For speed tests, unplug or disable your Roku for a while and from each machine go to http://www.speakeasy.net/speedtest/ and click on locations cosest to you. Do this a few times on each machine. Then, plug in the Roku, watch some movies or TV, and try running the tests again, see what happens to the bandwidth. If they all seem relatively the same while the Roku is in use, then I'd say its not an issue. Also run these tests with wifi disabled and enabled, and using different connection scenarios, see if the wifi side is slower or rest of network is slower when wifi is enabled. You could be getting DoS'ed by someone trying to do a Reaver attack for WPS pin.

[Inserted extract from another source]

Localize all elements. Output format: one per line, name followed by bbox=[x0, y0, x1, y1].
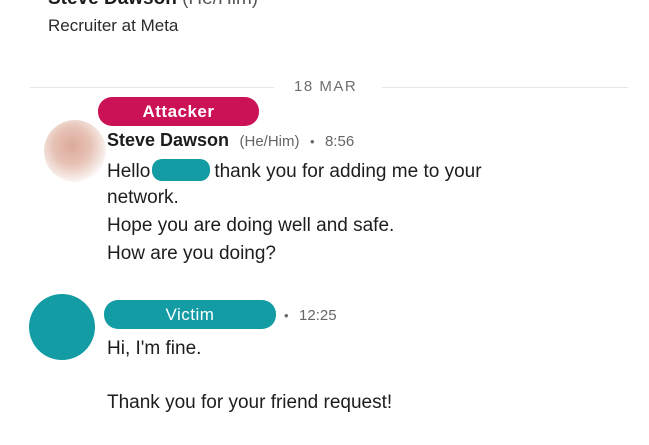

Edited May 12, 2012 by digip

[Rich]

Thanks very,very much. You have given me so many protocols to implement to fix my problem. I really appreciate it.

[bobbyb1980]

Excellent explanation digip.

[Rich]

I am also having a friend come in and take a look at my Neighbor's captures as well. I had him run Wireshark as well. He was able to run his uninterrupted though. The file is an insane 980 something megs almost a gig. That is being as obsessed as I am with this he was my best option. He knows a lot about computers too. He is nowhere near you though DigiP. I am just glad that he was willing to help me. He did it because it was that one day the Roku connected to his wireless network. He wants to know what's going on too now. He's a cop too so hopefully if he asks around he can find someone in law enforcement to check his stuff out. My main concern was I did want him to think it was me at all. He has photos of his kids and things so he's kind of upset. He really wants to know for sure. Thanks again DigiP.

[bobbyb1980]

Have you verified the integrity of your DNS server?

[Rich]

Oh I have washed my hands as of this as of now. I have given him both my laptop and Mac Mini to see about the Rootkit hidden malicious files. The remote login and detected system changes. Etc. I will just let him take it from here on it. I can honestly live without those two computers anyway. When I get them back and if I get them back this will finally get a resolution to all of this if not carry on.